Absence of populations from predicted presence locations, as evidenced in GLM map (Fig. 2), could be explained (among other theories) by the extinction of intermediate populations due to geographic barriers or the decrease in number of natural populations through gene erosion combined with low effective pollination and its reproductive dependence on biotic vectors with small fly range (Hipólito et al., 2012). Although, alternative explanations can go on the other hand, as the presence of actually natural populations (considered as those in natural places with no directly human interference) could be once long distant dispersed trough human interference as Capellari-Junior (1991) point out about its ease capacity of cultivation in different locations and causing false natural locations.
Although Brazil distribution maps evidenced higher AUC values and an excellent performance in kappa statistics, these maps can suggest only that the species could survive and can form natural population's through dispersion in Southeast and South Brazil. Data should be seen carefully however as there are more points in Bahia and Minas Gerais specially on the first due to increased collection efforts.
Other data that should be seen carefully refer to the environmental factors responsible for determining the species distribution limits.

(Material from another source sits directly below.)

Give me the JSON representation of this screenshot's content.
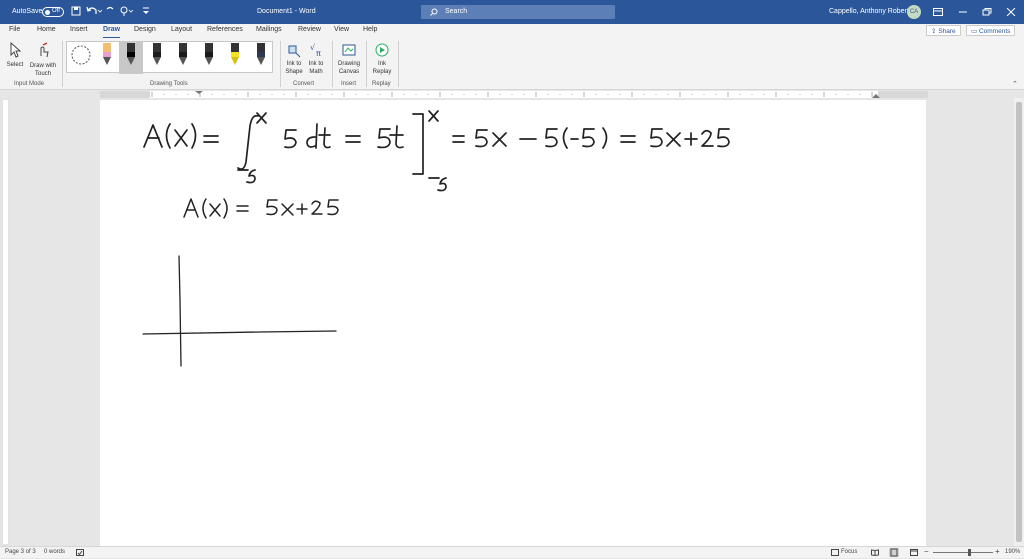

In general, the species showed tolerance limits to temperature and precipitation although differences in Maxent and GLM models. We evidenced the need for more information on biological data from species to assume reliable modeling predictions especially for Aristolochia gigantea where this kind of data is too scarce.
Combining historical herbarium records with recent field records provides an opportunity to illustrate how knowledge of the distribution of a species can be refined and understood for conservation purposes with contemporary field surveys. Different algorithms used to generate the models also evidenced the need to calibrate the model through reliable field data obtained before and tested after model predictions.

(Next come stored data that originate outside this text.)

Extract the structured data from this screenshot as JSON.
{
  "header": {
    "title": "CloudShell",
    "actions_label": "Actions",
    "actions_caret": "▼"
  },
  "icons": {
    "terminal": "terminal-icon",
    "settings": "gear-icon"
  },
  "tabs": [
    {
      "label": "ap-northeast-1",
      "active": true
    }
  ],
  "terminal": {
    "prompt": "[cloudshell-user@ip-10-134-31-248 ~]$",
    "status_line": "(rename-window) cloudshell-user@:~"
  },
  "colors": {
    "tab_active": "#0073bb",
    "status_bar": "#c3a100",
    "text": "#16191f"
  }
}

The results of the present study reinforce the importance of predictive models for the study of species distributions, suggesting that ecological niche modeling can provide important contributions to the analysis of biogeographic patterns and processes related to poorly studied plant species. Conservation practices should take into account the increased amount of information available for the species, including its distribution and requirements for maintaining populations.
Conflicts of interestThe authors declare no conflicts of interest.
We thank the assistance for their contribution with plant collection, CAPES for a scholarship granted to J. Hipólito through the Graduate Program of Pós Graduação em Ecologia e Biomonitoramento (UFBA), CNPq for a scholarship in productivity research to B.F. Viana and financial assistance for the research. We also thank UFBA for enable the English revision of the manuscript.